The seeds for Personals were planted with Rakowski's first widely-followed Instagram account, @h_e_r_s_t_o_r_y. Started in 2014, @h_e_r_s_t_o_r_y is an archival Instagram account Rakowski filled with vintage photos of lesbian couples, zines, protest imagery, and vintage text-based personals from lesbians. Rakowski tells Bustle, "The personals written by lesbians in the back of On Our Backs magazines from the mid '80s to early '90s are some of the hottest and hilarious pieces of writing ever. Lesbians said what they wanted and desired, with no holding back." Rakowski told them. that the personals were widely popular among the followers of her archival Instagram, and she began encouraging followers to write and submit their own. But eventually personal submissions "took over the content" of @h_e_r_s_t_o_r_y, so Rakowski started @_personals_ just for ads. But even with an account dedicated solely to personals, "it’s impossible to keep up with demand," them. reported.

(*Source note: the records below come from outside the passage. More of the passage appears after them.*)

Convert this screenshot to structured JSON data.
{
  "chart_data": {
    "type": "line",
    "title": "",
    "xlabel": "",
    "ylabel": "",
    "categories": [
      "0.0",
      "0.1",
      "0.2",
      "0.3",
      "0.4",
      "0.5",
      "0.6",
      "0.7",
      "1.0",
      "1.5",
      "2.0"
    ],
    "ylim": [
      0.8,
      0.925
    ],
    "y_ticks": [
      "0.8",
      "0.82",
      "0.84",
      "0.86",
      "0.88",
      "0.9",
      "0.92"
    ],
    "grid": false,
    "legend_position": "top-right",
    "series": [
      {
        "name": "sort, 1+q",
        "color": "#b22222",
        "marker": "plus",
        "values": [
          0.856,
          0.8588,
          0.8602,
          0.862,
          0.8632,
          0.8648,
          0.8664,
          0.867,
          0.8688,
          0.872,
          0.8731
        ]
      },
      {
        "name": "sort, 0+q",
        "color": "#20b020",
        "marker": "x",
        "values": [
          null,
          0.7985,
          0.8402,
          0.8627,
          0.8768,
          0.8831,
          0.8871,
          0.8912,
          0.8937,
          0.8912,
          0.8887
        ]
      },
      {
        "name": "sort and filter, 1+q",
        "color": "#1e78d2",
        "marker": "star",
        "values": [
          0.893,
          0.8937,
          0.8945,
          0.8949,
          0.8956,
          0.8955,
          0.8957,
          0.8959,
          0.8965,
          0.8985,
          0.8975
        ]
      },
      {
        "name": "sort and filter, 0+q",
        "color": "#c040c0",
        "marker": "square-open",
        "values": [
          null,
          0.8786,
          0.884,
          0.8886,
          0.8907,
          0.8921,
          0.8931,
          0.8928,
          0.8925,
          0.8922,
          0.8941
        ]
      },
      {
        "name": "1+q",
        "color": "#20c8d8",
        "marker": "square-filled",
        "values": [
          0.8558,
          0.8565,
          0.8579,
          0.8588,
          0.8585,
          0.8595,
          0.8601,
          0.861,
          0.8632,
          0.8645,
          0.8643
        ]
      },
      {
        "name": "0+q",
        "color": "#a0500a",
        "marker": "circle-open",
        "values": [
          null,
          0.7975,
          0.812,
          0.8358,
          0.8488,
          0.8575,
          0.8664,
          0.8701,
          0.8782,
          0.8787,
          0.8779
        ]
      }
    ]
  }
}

Rakowski told them. she chose to eschew the traditional dating site photo profile and make the Personals app text-only because, "You’re learning about the person based on their writing and how they express themselves — what they’re looking for and what they desire. People are looking for a different way of interacting with each other rather than just swiping through selfies. We want more than hot-or-not, throwaway experiences. It's become so demeaning." To gauge interest in the creation of a text-based dating/community app, Rakowski surveyed @_personals_' followers, and found that "only 60 percent wanted to have photos involved at all." According to them., the idea of "encountering someone’s wit and taste-testing their linguistic seduction before finding out what they look like, seems to be a large part of the mass appeal."
Personals is designed for and open to members of the queer community, and Rakowski specifies on the app's website that it welcomes "lesbians, trans men, trans women, non-binary [people], pansexuals, bisexuals, poly, asexuals, & other queer beings," along with noting that especially encouraged to join are queer people of color, "people with children, 35+ crowd, rural queers, people with disabilities, people with chronic illnesses, [and] international queers."

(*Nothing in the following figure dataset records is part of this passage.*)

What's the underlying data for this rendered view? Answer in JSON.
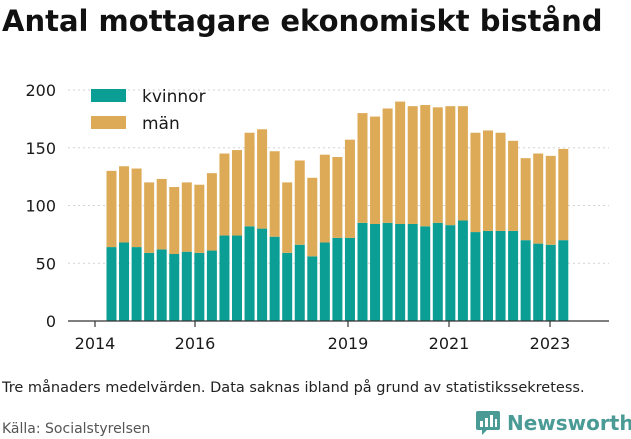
{
  "chart_data": {
    "type": "bar",
    "stacked": true,
    "title": "Antal mottagare ekonomiskt bistånd",
    "xlabel": "",
    "ylabel": "",
    "ylim": [
      0,
      200
    ],
    "yticks": [
      0,
      50,
      100,
      150,
      200
    ],
    "xticks": [
      "2014",
      "2016",
      "2019",
      "2021",
      "2023"
    ],
    "grid": true,
    "legend_position": "top-left",
    "series": [
      {
        "name": "kvinnor",
        "color": "#0a9e95",
        "values": [
          64,
          68,
          64,
          59,
          62,
          58,
          60,
          59,
          61,
          74,
          74,
          82,
          80,
          73,
          59,
          66,
          56,
          68,
          72,
          72,
          85,
          84,
          85,
          84,
          84,
          82,
          85,
          83,
          87,
          77,
          78,
          78,
          78,
          70,
          67,
          66,
          70
        ]
      },
      {
        "name": "män",
        "color": "#ddab57",
        "values": [
          66,
          66,
          68,
          61,
          61,
          58,
          60,
          59,
          67,
          71,
          74,
          81,
          86,
          74,
          61,
          73,
          68,
          76,
          70,
          85,
          95,
          93,
          99,
          106,
          102,
          105,
          100,
          103,
          99,
          86,
          87,
          85,
          78,
          71,
          78,
          77,
          79
        ]
      }
    ]
  },
  "note": "Tre månaders medelvärden. Data saknas ibland på grund av statistikssekretess.",
  "source": "Källa: Socialstyrelsen",
  "brand": {
    "name": "Newsworthy",
    "icon": "newsworthy-logo-icon",
    "color": "#4a9a96"
  }
}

The site also explicitly says Personals is not made for "straight couples or cis men." Rakowski told them. she "wants cisgender men to hang back for the time being," though she may consider expanding the app to gay cis men in the future. "Lesbians and queers are the people I want to make sure feel welcome to take part in Personals," she tells Bustle. Rakowski notes that there have been "radical feminists who have taken issue with trans people included in [the] Personals community," but she maintains a "zero tolerance policy on transphobic commenters or submissions," and says "those who are transphobic will be blocked."

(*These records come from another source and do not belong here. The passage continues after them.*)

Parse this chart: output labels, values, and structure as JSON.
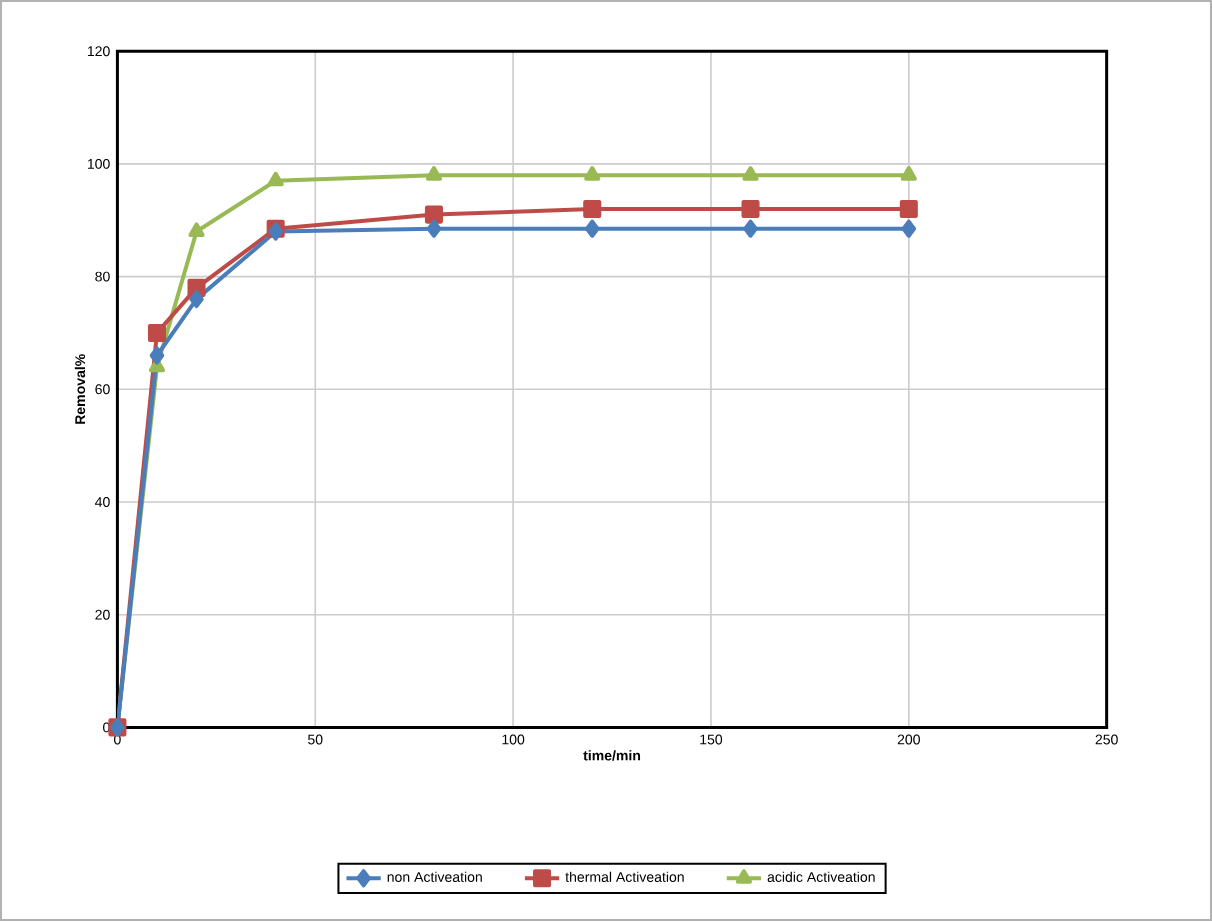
{
  "chart_data": {
    "type": "line",
    "xlabel": "time/min",
    "ylabel": "Removal%",
    "x": [
      0,
      10,
      20,
      40,
      80,
      120,
      160,
      200
    ],
    "series": [
      {
        "name": "non Activeation",
        "color": "#4a7ebb",
        "marker": "diamond",
        "values": [
          0,
          66,
          76,
          88,
          88.5,
          88.5,
          88.5,
          88.5
        ]
      },
      {
        "name": "thermal Activeation",
        "color": "#be4b48",
        "marker": "square",
        "values": [
          0,
          70,
          78,
          88.5,
          91,
          92,
          92,
          92
        ]
      },
      {
        "name": "acidic Activeation",
        "color": "#98b954",
        "marker": "triangle",
        "values": [
          0,
          64,
          88,
          97,
          98,
          98,
          98,
          98
        ]
      }
    ],
    "xlim": [
      0,
      250
    ],
    "xticks": [
      0,
      50,
      100,
      150,
      200,
      250
    ],
    "ylim": [
      0,
      120
    ],
    "yticks": [
      0,
      20,
      40,
      60,
      80,
      100,
      120
    ],
    "grid": true,
    "legend": "bottom"
  }
}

Personals is Rakowski's first app and first startup, and has not taken on any investors or incubator support. The Personals website says Rakowski plans to launch a crowdfunding effort June 13, and the site currently accepts direct donations through PayPal to help fund the app's creation. The text-based app would be a game changer in a dating-app landscape where photos are everything — so keep an eye out for the launch.